The long-running opposition protests on Kiev’s central Independence Square are becoming a “school for revolution” as the country’s leaders lose touch with society, top Ukrainian novelist Andrey Kurkov said.
The 52-year-old is one of the most-read authors of the former Soviet Union, with his satirical Russian-language novels, notably Death and the Penguin, translated into many languages.
He said he regularly goes to Independence Square, known as the Maidan, which protesters have occupied since Ukrainian President Viktor Yanukovych in November last year scrapped a rapprochement with the EU under pressure from Russia.
“The Maidan is a school for revolution. There are a lot of crazy people and colorful characters here, but there are also plenty of people who are consolidating their activism,” he said.

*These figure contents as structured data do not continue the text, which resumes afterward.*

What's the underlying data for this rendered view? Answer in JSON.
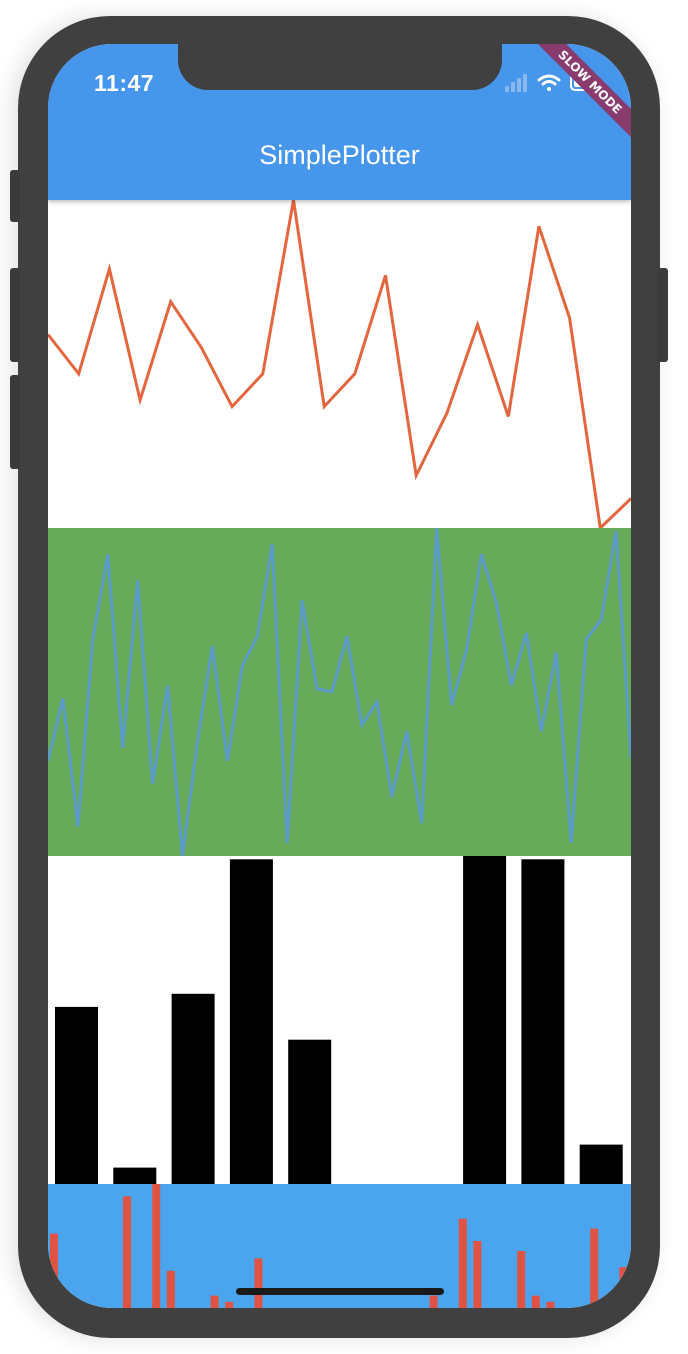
{
  "status_bar": {
    "time": "11:47"
  },
  "app_bar": {
    "title": "SimplePlotter"
  },
  "debug_banner": {
    "label": "SLOW MODE",
    "color": "#8a3b6e"
  },
  "colors": {
    "app_bar": "#4696ec",
    "line_red": "#e4663f",
    "panel_green": "#67ab5b",
    "line_blue": "#5b9cc9",
    "bar_black": "#000000",
    "panel_blue": "#4aa5ee",
    "bar_red": "#e05343"
  },
  "icons": [
    "signal-icon",
    "wifi-icon",
    "battery-icon"
  ],
  "chart_data": [
    {
      "type": "line",
      "ylim": [
        0,
        1
      ],
      "values": [
        0.59,
        0.47,
        0.79,
        0.39,
        0.69,
        0.55,
        0.37,
        0.47,
        1.0,
        0.37,
        0.47,
        0.77,
        0.16,
        0.35,
        0.62,
        0.34,
        0.92,
        0.64,
        0.0,
        0.09
      ]
    },
    {
      "type": "line",
      "ylim": [
        0,
        1
      ],
      "values": [
        0.29,
        0.48,
        0.09,
        0.66,
        0.92,
        0.33,
        0.84,
        0.22,
        0.52,
        0.0,
        0.35,
        0.64,
        0.29,
        0.58,
        0.67,
        0.95,
        0.04,
        0.78,
        0.51,
        0.5,
        0.67,
        0.4,
        0.47,
        0.18,
        0.38,
        0.1,
        1.0,
        0.46,
        0.63,
        0.92,
        0.77,
        0.52,
        0.68,
        0.38,
        0.62,
        0.04,
        0.66,
        0.72,
        0.99,
        0.3
      ]
    },
    {
      "type": "bar",
      "ylim": [
        0,
        1
      ],
      "values": [
        0.54,
        0.05,
        0.58,
        0.99,
        0.44,
        0.0,
        0.0,
        1.0,
        0.99,
        0.12
      ]
    },
    {
      "type": "bar",
      "ylim": [
        0,
        1
      ],
      "values": [
        0.6,
        0,
        0,
        0,
        0,
        0.9,
        0,
        1.0,
        0.3,
        0,
        0,
        0.1,
        0.05,
        0,
        0.4,
        0,
        0,
        0,
        0,
        0,
        0,
        0,
        0,
        0,
        0,
        0,
        0.1,
        0,
        0.72,
        0.54,
        0,
        0,
        0.46,
        0.1,
        0.05,
        0,
        0,
        0.64,
        0,
        0.33,
        0
      ]
    }
  ]
}
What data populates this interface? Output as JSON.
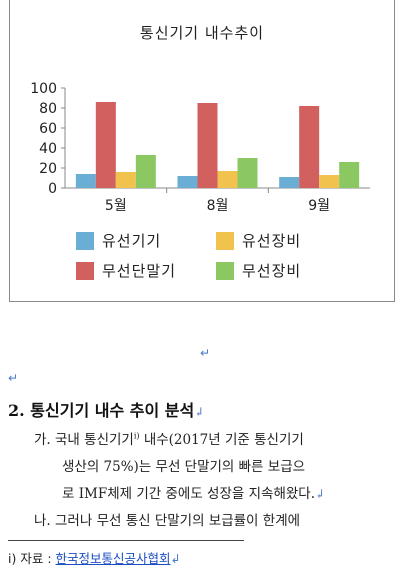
{
  "chart_data": {
    "type": "bar",
    "title": "통신기기 내수추이",
    "categories": [
      "5월",
      "8월",
      "9월"
    ],
    "ylim": [
      0,
      100
    ],
    "yticks": [
      0,
      20,
      40,
      60,
      80,
      100
    ],
    "grid": false,
    "legend_position": "bottom",
    "series": [
      {
        "name": "유선기기",
        "color": "#6aaed6",
        "values": [
          14,
          12,
          11
        ]
      },
      {
        "name": "무선단말기",
        "color": "#d1605e",
        "values": [
          86,
          85,
          82
        ]
      },
      {
        "name": "유선장비",
        "color": "#f2c24f",
        "values": [
          16,
          17,
          13
        ]
      },
      {
        "name": "무선장비",
        "color": "#8cc862",
        "values": [
          33,
          30,
          26
        ]
      }
    ]
  },
  "marks": {
    "paragraph": "↵",
    "line_break": "↲"
  },
  "section": {
    "number": "2.",
    "title": "통신기기 내수 추이 분석"
  },
  "paragraphs": [
    {
      "label": "가.",
      "lines": [
        "국내 통신기기",
        "내수(2017년 기준 통신기기",
        "생산의 75%)는 무선 단말기의 빠른 보급으",
        "로 IMF체제 기간 중에도 성장을 지속해왔다."
      ]
    },
    {
      "label": "나.",
      "lines": [
        "그러나 무선 통신 단말기의 보급률이 한계에"
      ]
    }
  ],
  "footnote": {
    "ref": "i)",
    "label": "자료 :",
    "link_text": "한국정보통신공사협회"
  }
}
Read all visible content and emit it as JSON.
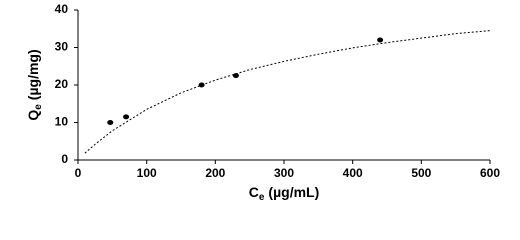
{
  "chart_data": {
    "type": "scatter",
    "x_label": {
      "main": "C",
      "sub": "e",
      "unit": "(µg/mL)"
    },
    "y_label": {
      "main": "Q",
      "sub": "e",
      "unit": "(µg/mg)"
    },
    "xlim": [
      0,
      600
    ],
    "xticks": [
      0,
      100,
      200,
      300,
      400,
      500,
      600
    ],
    "ylim": [
      0,
      40
    ],
    "yticks": [
      0,
      10,
      20,
      30,
      40
    ],
    "series": [
      {
        "type": "scatter",
        "color": "#000000",
        "x": [
          47,
          70,
          180,
          230,
          440
        ],
        "values": [
          10,
          11.5,
          20,
          22.5,
          32
        ]
      },
      {
        "type": "line",
        "dashed": true,
        "color": "#000000",
        "x": [
          10,
          25,
          50,
          100,
          150,
          200,
          250,
          300,
          350,
          400,
          450,
          500,
          550,
          600
        ],
        "values": [
          1.8,
          4.2,
          7.8,
          13.5,
          17.9,
          21.3,
          24.1,
          26.3,
          28.2,
          29.9,
          31.3,
          32.5,
          33.7,
          34.5
        ]
      }
    ]
  }
}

Kurkov was also a firm supporter of the 2004 Orange Revolution, which took place on the Maidan. The protest led to a rerun of rigged polls claimed by Yanukovych, bringing pro-Western opposition leaders to power.
The writer’s involvement in the Orange Revolution prompted a dramatic fall in the print runs of his books in Russia.
Kurkov, who has a British wife and three children, is known for his darkly comic style. The hero of Death and the Penguin writes obituaries in advance for a local newspaper, only to find his subjects rapidly meeting premature ends.
Kurkov was on the jury of the 2009 Man Booker International Prize that picked Canadian short story author Alice Munro.
In 2010, when Yanukovych came to power amid disillusionment with the squabbling Orange Revolution leaders, Kurkov said that in his view, one “can only know one Maidan in a lifetime.”
However, he said he has now completely changed his mind, and believes there could be a “third Maidan, then a fourth and so on.”
This form of protest “is now rooted in the consciousness of the people,” he said.
Hundreds of thousands of Ukrainians have taken to the street in the latest protests, particularly after Ukrainian riot police violently dispersed activists, in what Kurkov called a “social explosion.”
The protests have “shown that half the country will never agree to live according to [the authorities’] principles,” he said.
Kurkov was deeply critical of the Ukrainian leadership, saying: “the behavior of Viktor Yanukovych and his allies is absolutely not in line with the times.”
“No Ukrainian politician has gathered so much hatred in the country or been so little respected abroad,” he said of Yanukovych.
For Yanukovych, receiving a US$15 billion bailout from Russia as a reward for scrapping the EU deal was a “very serious psychological defeat,” he said.
“From now on, he is dependent on the mood” of Russian President Vladimir Putin, the writer said.
Yanukovych has misjudged the strength of the pro-European mood in Ukraine, where civil society “has developed much more quickly than in Russia,” Kurkov said.
“Western Ukraine, on the border of Europe, has become virtually European, while eastern Ukraine is close to Russia, but has ceased to be part of Russia,” he said.
“It is only in Crimea [which became part of Soviet Ukraine in 1954] that the pro-Russian mood is still strong. In the Donbass [the Russian-speaking region that is Yanukovych’s heartland], no one wants to unite with Russia,” he said.
As for Yanukovych himself, he has “nothing in common with the European mindset,” Kurkov added.